В больнице и без того дни тянутся однообразно. Настоящая тягомотина – это выходные, когда нет мельтешения медичек, не скоротаешь время в очереди на электролечение. Если бы не телевизор в коридоре, чем бы бедолаги от скукотищи спасались?
Но мне долго пялиться на экран нельзя: появляются какие-то цветные блики. Поэтому я торчу в палате, слушаю принесенный из дому транзистор. Тем более что соседи мои на самоволку убегли, не с кем словом перекинуться. По радио как раз концерт по заявкам ветеранов идет. Песни передают задушевные – заслушаешься.
Вдруг в дверном проеме появилась женщина в годах, еле ковыляет на костылях. Знакомая вроде, в одном же городке живем.
– Можно с вами послушать? Не стесню вас?
– Что вы! Пожалуйста, проходите, садитесь, – и я поднялся со стула, пересел на кровать.

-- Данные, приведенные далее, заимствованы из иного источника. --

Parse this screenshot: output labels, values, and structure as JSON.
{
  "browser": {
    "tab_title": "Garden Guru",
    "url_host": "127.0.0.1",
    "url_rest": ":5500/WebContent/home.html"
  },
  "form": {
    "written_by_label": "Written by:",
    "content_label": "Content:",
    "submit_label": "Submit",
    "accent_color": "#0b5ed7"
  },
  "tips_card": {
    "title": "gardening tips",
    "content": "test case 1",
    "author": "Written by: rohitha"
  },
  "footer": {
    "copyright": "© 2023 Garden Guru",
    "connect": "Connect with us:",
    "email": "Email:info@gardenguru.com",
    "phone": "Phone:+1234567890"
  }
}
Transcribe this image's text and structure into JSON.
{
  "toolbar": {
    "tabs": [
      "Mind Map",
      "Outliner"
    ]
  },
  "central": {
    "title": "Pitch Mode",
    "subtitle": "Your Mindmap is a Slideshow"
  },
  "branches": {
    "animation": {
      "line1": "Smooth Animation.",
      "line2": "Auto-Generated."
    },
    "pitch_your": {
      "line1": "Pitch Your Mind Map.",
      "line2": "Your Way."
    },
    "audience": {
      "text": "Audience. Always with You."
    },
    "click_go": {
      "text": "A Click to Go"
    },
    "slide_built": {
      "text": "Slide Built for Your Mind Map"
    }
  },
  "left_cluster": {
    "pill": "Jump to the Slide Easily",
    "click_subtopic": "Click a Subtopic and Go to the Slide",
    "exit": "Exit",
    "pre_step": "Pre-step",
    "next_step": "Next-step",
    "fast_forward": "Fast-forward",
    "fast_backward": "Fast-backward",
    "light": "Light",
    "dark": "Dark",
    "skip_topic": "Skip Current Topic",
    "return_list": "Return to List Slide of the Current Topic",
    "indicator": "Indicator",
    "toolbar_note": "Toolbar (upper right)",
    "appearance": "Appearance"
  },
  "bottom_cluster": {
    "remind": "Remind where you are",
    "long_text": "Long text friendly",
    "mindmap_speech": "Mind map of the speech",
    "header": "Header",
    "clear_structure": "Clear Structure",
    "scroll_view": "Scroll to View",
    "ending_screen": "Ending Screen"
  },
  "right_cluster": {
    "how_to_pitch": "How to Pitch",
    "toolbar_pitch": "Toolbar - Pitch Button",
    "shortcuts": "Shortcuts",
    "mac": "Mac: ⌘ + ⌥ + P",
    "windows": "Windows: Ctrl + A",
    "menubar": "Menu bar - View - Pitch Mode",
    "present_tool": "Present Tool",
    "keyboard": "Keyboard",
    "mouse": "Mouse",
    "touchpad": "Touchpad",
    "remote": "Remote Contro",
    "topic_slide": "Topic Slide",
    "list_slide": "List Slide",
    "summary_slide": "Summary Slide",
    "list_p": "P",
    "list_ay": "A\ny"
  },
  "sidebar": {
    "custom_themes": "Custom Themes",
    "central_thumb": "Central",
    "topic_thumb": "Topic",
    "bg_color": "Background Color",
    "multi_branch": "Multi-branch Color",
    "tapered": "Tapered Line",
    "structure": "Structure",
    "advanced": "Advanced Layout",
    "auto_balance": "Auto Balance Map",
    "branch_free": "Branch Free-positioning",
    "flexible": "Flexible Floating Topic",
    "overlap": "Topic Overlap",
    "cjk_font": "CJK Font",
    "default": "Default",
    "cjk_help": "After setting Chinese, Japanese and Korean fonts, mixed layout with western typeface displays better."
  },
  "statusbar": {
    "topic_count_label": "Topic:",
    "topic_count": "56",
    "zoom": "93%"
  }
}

…Вот запела грудным, проникновенным, неповторимо красивым голосом София Ротару. Сама, наверное, еле сдерживая слезы, начала повествование о том, как во время показа документального фильма в деревенском клубе мать узнала в красноармейце, рванувшемся из траншеи в бой, своего сына и вскричала:
– Алексей! Алешенька! Сынок! –
Словно сын ее услышать мог…
– Алексей! – кричали земляки.
– Алексей! – просили, – добеги!
Эта пронзительная баллада в исполнении любимой певицы до того впечатлила нас, что к горлу моему подступил комок, а старушка кончиком платка принялась утирать глаза.
Концерт окончился, а мы еще долго не могли унять волнение от этой песни.
– А ведь и со мной был такой же случай, – наконец проговорила старушка. – В один год по телевизору фильм многосерийный показывали про войну, да не с артистами, а с настоящими солдатиками, как на самом деле было: как они в окопах живут, обедают, бреются, читают письма из дома, поднимаются в атаку. Мы уже все прильнули к экранам: может, думаем, кого из родненьких наших, погибших на войне, увидим. И вот однажды мне почудилось, что в одном солдате я узнала своего брата, пропавшего бесследно на войне. Он шел в колонне солдат впереди всех по разбитой улице освобожденного города – в гимнастерке, фуражке с надвинутым на глаза козырьком. И улыбался во весь рот, в точности как мой брат Рахимьян…
Что со мною было тогда – не передать. На другой же день я написала письмо авторам фильма с низким поклоном за эту документальную киноленту о войне. В том же письме просила повторить серию с моим, как мне привиделось, братом. Описала этот кадр, где он вышагивает с группой бойцов, и попросила, если можно, отснять его и прислать на мой адрес.
Через некоторое время пришел из Москвы конверт с фотографией того солдата – и я поняла, что ошиблась. Это был не мой брат, хотя и походил на него очень. Написала еще письмо на киностудию, призналась, что ошиблась, извинилась за доставленные хлопоты.
А фотографию эту я вывесила на видном месте. Уж очень напоминал он моего брата. Мы с ним были очень дружны – в детстве вместе играли, помогали по дому. Помню, как со слезами провожали его в военкомат, с нетерпением ждали писем с фронта. Помню тот страшный день, когда получили извещение, что он пропал без вести. Мы так и прожили в неведении, что с ним стряслось: погиб он или в плен попал и помер там. Это, оказывается, еще горше, когда нет ясности о судьбе близкого человека. Написали бы, что погиб, – поплакали бы и притерпелись к этой мысли. И рана бы с годами зарубцевалась. А так она изо дня в день саднит и кровоточит.
Когда он погиб, ему было всего лишь двадцать годков с небольшим. Вернись он живым, у него были бы дети, внуки. Но не осталось от него ничего, даже могилки. Затерялись его косточки, видно, на долгом пути между Москвой и Берлином… А Софьюшка наша – молодец! Так исполняет эту песню, что ей веришь, сопереживаешь… Ну ладно, пойду я. Вам, наверное, отдыхать пора…
И она, тяжело опираясь на костыли, поднялась со стула и медленно побрела прочь.
В тот вечер я долго лежал в раздумьях.
Там, на небе, наверное, души не живут поодиночке. После того как мы окончим наш земной срок, мы все, возможно, опять будем вместе – и эта старушка и ее брат, погибший на фронте, другие жертвы войн и военных конфликтов. Жаль только, что никто еще не подал оттуда знака, не обронил ни строчки.
Самая мудрая часть нашего населения, старики да старушки наши, пожившие да повидавшие, говорят: «Да бог с ними, со всеми нашими бедами, лишь бы не было войны и был хлеб».
…А ведь действительно: только бы не было войны и был хлеб! А с остальным как-нибудь сладим.